Anyway, a set of guidelines is one thing. I still think we need every public function / function pointer to specify exactly how the reference count is managed.

ps. : here's a real-world example of how floating references can be used in-line

 http://cgit.freedesktop.org/udisks/commit/?h=gdbus-port&id=bab39d31db875a7359cd3e02e7f57ce264db65da

As much as this is "elegant"... it also scares me.
Comment 12 Allison Karlitskaya (desrt) 2010-08-26 21:09:20 UTC
First: this bug is completely legit.

The situation with the GSettings stuff (history) is that for a very long time this function expected a floating reference to always be returned and then I realised that it would be useful to accept non-floating references in some cases.  I introduced the check as a dirty compatibility shim and nothing else.

I've told Christian in the past (when he was implementing the return-handling code for the GVariant c marshaller) that it's very broken for anything to depend on is_floating() for anything other than debugging/asserts.

The fact that the GSettings binding interface turned out OK and the fact that it would really be very much less convenient (for users) for me to *not* have this hack here is really making me rethink my initial desire for "purity".  Particularly since this purity really buys us nothing at all and is hurting our API users.

Basically, after reflecting on things a bit, I think the intention of this report is correct.  I even think we should change the marshaller to allow floating or non-floating return values from functions (and do the obviously-correct thing for both of the cases).

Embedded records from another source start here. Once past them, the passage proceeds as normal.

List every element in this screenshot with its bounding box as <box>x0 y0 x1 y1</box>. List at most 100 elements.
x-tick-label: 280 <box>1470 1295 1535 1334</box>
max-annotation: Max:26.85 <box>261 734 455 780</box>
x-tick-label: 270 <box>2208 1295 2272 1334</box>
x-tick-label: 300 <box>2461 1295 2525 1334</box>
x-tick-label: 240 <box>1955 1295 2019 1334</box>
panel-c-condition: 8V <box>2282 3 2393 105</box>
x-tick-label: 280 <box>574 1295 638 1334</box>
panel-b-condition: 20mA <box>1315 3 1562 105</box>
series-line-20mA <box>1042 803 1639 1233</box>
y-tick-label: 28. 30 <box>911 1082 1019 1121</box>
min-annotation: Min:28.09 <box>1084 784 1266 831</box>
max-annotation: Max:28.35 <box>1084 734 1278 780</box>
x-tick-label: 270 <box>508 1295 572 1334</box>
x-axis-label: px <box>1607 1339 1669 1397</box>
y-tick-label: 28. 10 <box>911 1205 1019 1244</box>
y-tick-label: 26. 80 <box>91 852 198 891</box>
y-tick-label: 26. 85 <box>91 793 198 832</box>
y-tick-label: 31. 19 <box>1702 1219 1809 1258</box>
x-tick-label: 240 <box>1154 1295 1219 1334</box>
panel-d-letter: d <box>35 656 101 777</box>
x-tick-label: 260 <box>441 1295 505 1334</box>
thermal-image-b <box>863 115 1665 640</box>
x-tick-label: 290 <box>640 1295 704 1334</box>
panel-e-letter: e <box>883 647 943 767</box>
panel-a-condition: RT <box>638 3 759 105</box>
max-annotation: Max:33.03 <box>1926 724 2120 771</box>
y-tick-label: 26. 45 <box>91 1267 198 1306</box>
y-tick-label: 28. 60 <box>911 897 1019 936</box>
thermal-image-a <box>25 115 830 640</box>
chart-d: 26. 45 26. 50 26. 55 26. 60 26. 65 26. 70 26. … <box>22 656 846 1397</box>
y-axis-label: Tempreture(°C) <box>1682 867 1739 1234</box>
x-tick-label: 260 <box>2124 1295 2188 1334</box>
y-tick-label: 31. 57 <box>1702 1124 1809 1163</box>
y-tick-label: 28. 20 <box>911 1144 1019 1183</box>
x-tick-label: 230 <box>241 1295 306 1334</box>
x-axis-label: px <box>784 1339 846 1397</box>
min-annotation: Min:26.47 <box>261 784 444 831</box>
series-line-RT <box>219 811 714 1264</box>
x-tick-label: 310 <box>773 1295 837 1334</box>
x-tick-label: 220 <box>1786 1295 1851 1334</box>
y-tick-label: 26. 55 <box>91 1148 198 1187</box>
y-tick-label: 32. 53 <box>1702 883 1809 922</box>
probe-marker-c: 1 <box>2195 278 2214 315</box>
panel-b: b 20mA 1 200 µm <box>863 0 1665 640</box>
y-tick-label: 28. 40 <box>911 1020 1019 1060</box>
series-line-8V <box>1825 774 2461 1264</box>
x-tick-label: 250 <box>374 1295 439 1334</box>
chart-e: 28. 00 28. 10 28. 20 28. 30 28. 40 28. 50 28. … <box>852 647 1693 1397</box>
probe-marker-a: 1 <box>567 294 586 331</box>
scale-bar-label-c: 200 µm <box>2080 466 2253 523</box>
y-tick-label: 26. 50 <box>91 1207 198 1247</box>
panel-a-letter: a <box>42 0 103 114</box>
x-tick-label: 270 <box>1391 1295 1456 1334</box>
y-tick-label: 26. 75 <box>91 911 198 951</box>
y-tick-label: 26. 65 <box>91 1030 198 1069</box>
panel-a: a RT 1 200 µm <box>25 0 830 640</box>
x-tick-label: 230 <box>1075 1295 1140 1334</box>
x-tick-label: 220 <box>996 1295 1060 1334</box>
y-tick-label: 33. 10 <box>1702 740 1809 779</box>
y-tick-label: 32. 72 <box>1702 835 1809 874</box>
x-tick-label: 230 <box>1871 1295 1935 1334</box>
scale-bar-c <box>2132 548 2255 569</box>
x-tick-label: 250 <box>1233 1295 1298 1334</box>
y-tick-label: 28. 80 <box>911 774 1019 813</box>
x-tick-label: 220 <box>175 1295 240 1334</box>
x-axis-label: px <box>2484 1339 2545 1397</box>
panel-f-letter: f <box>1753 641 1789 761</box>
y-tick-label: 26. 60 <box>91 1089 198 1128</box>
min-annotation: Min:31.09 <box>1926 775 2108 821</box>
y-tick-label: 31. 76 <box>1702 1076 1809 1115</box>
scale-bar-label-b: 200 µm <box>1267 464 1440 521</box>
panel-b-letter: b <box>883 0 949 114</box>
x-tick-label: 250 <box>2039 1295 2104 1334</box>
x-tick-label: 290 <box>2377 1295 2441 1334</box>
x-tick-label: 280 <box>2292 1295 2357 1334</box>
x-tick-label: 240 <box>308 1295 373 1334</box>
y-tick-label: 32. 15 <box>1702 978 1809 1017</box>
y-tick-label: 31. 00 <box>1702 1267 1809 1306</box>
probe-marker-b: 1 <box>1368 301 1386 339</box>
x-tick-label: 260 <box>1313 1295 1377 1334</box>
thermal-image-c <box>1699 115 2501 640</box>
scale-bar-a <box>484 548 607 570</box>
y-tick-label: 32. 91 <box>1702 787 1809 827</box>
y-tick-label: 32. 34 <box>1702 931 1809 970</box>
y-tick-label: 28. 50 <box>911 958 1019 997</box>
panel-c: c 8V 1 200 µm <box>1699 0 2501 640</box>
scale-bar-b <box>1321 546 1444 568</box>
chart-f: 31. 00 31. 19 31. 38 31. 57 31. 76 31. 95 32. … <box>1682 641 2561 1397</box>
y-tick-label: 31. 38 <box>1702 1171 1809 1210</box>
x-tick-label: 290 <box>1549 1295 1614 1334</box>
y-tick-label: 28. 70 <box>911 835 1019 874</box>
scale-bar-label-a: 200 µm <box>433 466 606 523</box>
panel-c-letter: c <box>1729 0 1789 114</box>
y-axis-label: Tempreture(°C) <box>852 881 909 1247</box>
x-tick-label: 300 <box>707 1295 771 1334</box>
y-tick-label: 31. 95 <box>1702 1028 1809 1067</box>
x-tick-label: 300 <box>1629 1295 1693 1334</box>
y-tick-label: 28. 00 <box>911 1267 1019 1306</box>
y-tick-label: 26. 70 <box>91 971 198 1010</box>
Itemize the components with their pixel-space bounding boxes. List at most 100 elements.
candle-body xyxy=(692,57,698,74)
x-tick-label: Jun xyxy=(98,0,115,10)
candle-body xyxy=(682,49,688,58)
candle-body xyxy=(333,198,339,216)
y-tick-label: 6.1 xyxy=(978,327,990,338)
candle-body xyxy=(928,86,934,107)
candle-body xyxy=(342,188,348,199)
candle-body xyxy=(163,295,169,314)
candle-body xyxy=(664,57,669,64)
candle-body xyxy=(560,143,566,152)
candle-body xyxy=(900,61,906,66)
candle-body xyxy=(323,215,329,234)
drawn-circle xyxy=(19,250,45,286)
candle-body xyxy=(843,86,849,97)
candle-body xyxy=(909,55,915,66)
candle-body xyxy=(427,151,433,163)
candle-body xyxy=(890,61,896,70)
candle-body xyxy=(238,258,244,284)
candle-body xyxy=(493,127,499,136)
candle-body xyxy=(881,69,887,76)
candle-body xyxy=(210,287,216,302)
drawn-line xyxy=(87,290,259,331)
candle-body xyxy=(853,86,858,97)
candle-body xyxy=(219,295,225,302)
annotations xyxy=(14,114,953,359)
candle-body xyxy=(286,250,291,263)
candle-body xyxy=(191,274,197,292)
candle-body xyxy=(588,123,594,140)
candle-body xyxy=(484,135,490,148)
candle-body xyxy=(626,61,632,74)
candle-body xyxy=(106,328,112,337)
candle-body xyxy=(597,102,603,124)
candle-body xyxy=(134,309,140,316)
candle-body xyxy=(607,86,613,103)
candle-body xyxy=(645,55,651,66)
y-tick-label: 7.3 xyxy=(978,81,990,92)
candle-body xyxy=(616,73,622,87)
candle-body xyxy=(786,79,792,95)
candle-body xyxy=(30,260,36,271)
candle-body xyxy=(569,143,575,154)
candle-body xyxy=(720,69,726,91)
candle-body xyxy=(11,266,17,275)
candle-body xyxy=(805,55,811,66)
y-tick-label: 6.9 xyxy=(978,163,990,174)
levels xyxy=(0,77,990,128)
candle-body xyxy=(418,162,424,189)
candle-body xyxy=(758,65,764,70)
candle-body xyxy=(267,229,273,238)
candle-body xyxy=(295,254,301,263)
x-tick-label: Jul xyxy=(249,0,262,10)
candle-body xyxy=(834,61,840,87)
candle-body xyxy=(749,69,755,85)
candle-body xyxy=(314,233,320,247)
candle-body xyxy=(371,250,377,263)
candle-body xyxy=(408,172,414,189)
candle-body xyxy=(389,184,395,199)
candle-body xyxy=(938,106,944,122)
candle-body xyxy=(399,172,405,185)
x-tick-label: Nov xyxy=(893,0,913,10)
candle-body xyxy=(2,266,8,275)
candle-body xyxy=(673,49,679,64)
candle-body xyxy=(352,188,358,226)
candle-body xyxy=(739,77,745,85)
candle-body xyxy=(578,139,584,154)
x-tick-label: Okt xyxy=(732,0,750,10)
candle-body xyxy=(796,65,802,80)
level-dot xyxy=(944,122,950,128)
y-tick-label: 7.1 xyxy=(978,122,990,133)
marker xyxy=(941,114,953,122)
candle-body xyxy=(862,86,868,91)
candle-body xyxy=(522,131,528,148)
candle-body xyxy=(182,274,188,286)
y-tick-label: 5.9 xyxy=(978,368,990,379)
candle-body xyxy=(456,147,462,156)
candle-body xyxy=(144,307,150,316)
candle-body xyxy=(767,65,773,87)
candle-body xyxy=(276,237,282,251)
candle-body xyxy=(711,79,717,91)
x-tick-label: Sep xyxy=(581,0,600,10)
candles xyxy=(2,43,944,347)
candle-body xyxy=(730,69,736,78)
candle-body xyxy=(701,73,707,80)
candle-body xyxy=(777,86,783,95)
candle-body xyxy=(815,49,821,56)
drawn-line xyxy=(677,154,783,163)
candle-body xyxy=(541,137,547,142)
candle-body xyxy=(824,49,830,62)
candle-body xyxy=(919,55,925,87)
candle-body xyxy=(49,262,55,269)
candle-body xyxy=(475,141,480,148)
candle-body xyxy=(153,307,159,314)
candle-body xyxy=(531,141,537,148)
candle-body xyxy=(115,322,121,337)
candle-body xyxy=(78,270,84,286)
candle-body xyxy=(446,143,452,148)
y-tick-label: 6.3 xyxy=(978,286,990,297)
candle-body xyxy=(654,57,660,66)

At the same time, hand-coding the is_floating() check really does seem wrong.  I think a way to do this might be to have an extra function:

dtrt(v) {
  if (is_floating (v))
    return sink(v);
  else
    return v;
}

then you would call callbacks like

GVariant *result = dtrt (the_callback ());

...

g_variant_unref (result);
Comment 13 Allison Karlitskaya (desrt) 2011-07-11 12:38:18 UTC
Created attachment 191707 [details] [review]
GVariant: add g_variant_take_ref()

This function implements the following logic:

  if (g_variant_is_floating (value))
    g_variant_ref_sink (value);

which is used for consuming the return value of callbacks that may or
may not return floating references.

This patch also replaces a few instances of the above code with the new
function (GSettings, GDBus) and lifts a long-standing restriction on the
use of floating values as the return value for signal handlers by
improving g_value_take_variant().
Comment 14 Allison Karlitskaya (desrt) 2011-07-11 13:24:19 UTC
Created attachment 191711 [details] [review]
Oops.  Failed to properly drop the assert on g_value_take_variant().
Comment 15 David Zeuthen (not reading bugmail) 2011-07-11 14:27:08 UTC
Looks good to me - and thanks for the detailed docs.